Last n lines of file

If you want to write an Analysis that show only the last n lines from it, do:

Example (last 5 lines from a file “/tmp/file.txt”

lines (integers in (number of lines of file "/tmp/file.txt" - 5,number of lines of file "/tmp/file.txt")) of file "/tmp/file.txt"

2 Likes

one problem with this relevance, is that it should be calculating the number of lines of the file for every line of the file times 2, so this is very inefficient, especially with files with large number of lines.


I made a file with 10000 lines:

Q: lines (integers in (number of lines of files "C:\Windows\Temp\linesoffile.txt" - 5,number of lines of files "C:\Windows\Temp\linesoffile.txt")) of files "C:\Windows\Temp\linesoffile.txt"
A: 9995
A: 9996
A: 9997
A: 9998
A: 9999
A: 10000
T: 2021.247 ms

Your relevance took 2 seconds to return, which is not very good performance.
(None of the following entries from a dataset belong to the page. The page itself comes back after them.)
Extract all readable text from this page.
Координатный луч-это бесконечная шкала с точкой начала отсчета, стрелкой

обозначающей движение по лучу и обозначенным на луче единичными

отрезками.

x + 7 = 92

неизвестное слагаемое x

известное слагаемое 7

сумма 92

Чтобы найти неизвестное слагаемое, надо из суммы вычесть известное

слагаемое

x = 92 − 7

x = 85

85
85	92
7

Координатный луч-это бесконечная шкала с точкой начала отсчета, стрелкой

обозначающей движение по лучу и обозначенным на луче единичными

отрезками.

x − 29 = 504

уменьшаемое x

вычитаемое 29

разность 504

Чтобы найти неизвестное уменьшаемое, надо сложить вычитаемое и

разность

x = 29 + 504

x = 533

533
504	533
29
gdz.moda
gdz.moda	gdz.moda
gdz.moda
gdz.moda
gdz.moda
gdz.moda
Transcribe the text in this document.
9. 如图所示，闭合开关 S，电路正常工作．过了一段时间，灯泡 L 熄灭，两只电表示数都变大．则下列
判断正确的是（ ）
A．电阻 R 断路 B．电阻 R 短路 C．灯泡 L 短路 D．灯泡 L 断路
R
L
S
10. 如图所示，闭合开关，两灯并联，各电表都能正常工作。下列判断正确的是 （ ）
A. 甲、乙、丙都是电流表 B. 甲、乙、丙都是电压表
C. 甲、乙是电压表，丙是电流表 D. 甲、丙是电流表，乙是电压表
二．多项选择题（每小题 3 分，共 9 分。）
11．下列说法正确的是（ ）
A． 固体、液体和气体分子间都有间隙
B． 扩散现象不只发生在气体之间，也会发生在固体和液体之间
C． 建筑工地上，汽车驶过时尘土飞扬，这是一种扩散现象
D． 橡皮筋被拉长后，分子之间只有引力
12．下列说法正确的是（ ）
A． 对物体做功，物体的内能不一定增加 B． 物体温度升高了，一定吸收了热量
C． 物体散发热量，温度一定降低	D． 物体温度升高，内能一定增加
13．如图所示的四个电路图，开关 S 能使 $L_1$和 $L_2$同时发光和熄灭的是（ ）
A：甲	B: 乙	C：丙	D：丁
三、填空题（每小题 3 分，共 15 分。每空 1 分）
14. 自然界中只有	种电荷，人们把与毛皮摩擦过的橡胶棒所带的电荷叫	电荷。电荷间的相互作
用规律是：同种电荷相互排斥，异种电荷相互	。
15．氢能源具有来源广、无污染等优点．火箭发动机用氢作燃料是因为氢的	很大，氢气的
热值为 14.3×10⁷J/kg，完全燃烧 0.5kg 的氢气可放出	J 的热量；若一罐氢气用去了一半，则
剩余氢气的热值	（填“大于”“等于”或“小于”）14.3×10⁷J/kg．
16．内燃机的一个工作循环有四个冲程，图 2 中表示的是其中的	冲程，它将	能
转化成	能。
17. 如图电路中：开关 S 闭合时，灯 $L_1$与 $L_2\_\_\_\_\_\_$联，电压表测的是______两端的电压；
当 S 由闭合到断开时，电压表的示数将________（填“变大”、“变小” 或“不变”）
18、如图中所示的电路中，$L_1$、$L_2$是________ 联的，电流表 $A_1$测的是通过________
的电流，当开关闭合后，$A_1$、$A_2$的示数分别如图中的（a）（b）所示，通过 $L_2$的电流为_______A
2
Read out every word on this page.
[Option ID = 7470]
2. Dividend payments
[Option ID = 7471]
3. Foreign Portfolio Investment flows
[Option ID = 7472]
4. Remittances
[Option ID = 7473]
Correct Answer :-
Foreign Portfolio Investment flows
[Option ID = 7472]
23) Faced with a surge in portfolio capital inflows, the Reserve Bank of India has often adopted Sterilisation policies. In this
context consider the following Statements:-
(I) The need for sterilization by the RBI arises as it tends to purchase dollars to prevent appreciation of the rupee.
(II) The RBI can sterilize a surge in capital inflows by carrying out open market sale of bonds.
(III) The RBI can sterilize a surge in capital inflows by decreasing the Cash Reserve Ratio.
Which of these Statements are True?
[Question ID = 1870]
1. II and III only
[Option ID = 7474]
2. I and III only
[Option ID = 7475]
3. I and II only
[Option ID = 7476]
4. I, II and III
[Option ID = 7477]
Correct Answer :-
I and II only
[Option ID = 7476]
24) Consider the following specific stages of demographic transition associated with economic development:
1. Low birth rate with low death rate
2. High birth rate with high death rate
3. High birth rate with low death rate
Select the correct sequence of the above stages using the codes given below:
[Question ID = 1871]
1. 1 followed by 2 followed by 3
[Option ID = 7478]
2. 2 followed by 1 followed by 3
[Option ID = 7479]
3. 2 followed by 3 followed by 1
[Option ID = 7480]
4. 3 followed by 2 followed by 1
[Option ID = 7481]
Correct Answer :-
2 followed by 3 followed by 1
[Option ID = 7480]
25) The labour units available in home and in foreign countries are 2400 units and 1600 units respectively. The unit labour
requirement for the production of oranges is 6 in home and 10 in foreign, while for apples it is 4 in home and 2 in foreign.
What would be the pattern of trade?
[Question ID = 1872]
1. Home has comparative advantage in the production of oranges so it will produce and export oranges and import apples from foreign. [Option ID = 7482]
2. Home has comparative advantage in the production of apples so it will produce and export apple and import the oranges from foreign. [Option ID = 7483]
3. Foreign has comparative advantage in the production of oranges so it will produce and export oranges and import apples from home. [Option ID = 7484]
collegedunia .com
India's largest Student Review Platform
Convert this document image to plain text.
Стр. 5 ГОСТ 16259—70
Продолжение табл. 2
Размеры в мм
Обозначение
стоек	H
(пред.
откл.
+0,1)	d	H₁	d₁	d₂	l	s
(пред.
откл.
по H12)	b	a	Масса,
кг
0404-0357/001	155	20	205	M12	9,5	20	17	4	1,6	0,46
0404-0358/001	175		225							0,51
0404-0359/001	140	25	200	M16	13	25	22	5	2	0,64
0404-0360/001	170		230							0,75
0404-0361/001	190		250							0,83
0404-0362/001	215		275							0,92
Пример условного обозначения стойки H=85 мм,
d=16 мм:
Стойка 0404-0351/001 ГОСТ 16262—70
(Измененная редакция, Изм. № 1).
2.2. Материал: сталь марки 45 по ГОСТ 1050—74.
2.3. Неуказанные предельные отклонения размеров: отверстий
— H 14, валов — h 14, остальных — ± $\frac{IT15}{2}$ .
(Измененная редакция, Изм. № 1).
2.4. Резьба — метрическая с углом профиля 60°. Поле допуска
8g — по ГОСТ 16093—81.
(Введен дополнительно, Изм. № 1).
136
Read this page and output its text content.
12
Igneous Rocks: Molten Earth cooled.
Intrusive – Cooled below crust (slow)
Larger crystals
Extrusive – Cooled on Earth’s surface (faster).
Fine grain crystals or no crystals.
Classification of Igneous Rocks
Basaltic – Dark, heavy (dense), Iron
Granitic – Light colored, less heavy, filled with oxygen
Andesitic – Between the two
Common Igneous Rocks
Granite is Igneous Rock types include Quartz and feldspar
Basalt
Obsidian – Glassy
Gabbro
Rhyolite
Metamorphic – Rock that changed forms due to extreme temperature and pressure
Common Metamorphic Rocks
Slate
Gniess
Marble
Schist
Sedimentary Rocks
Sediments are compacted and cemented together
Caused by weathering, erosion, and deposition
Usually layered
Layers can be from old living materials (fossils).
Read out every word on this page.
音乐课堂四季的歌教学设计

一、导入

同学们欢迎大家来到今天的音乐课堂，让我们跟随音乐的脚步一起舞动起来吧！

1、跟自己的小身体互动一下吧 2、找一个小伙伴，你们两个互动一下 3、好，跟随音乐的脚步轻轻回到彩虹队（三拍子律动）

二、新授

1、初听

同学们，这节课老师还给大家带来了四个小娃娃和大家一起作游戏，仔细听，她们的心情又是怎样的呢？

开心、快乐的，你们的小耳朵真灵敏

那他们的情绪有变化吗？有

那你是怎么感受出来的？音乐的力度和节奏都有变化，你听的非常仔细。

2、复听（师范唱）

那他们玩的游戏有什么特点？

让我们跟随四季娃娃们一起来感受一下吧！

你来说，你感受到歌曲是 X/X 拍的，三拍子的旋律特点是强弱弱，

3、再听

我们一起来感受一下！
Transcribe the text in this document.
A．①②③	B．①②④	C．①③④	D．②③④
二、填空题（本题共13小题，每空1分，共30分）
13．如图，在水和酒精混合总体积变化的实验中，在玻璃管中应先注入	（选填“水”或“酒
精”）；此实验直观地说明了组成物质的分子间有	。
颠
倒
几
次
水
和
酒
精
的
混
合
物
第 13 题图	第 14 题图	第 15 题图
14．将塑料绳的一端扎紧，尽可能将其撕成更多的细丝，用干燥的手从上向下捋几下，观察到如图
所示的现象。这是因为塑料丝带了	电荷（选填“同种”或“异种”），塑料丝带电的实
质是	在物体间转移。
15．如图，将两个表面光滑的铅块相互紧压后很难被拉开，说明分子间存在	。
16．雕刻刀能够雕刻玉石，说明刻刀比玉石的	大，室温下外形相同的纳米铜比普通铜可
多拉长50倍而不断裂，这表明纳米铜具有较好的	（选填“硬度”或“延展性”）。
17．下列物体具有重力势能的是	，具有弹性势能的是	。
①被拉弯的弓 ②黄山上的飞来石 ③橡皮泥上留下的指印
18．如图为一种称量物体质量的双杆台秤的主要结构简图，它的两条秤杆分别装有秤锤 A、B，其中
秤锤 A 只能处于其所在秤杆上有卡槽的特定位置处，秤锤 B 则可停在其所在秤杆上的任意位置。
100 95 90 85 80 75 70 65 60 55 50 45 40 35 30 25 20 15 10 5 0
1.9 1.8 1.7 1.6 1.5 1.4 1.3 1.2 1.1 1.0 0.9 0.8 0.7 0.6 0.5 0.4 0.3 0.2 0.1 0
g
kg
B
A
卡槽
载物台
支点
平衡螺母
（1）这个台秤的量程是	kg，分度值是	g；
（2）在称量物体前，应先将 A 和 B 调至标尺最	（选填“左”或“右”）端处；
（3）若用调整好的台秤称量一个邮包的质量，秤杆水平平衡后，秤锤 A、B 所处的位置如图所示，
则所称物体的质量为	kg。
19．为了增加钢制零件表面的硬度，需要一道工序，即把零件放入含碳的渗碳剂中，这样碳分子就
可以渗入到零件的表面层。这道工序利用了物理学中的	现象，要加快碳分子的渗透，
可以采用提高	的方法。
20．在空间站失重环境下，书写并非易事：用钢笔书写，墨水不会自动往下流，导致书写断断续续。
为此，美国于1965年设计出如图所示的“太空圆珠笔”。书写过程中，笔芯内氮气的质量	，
The relevance below was almost 4 times faster, and this problem increases exponentially with the number of lines of the file.


If you want to be efficient, it is much harder:

(item 1 of /* -> This "it" refers to the last 100 lines of the file -> */ it) whose( /* -> remove empty lines, which is why this relevance can return less than 100 lines per file -> */ it as trimmed string != "") of ( /* -> this is the number of lines of the file from the previous statement -> */ item 1 of it, (lines of /* -> the file object -> */ item 0 of it) ) /* -> This whose statement is responsible for filtering for only the last 100 lines of the file -> */ whose ( (line number of /* -> lines of the file -> */ item 1 of it) > ( /* -> number of lines of the file -> */ item 0 of it - 100 /* <- This is the number of lines to return, which is subtracted from the total # of lines <- */ ) ) of ( /* -> the parent file object itself -> */ it, number of lines of it) of files ...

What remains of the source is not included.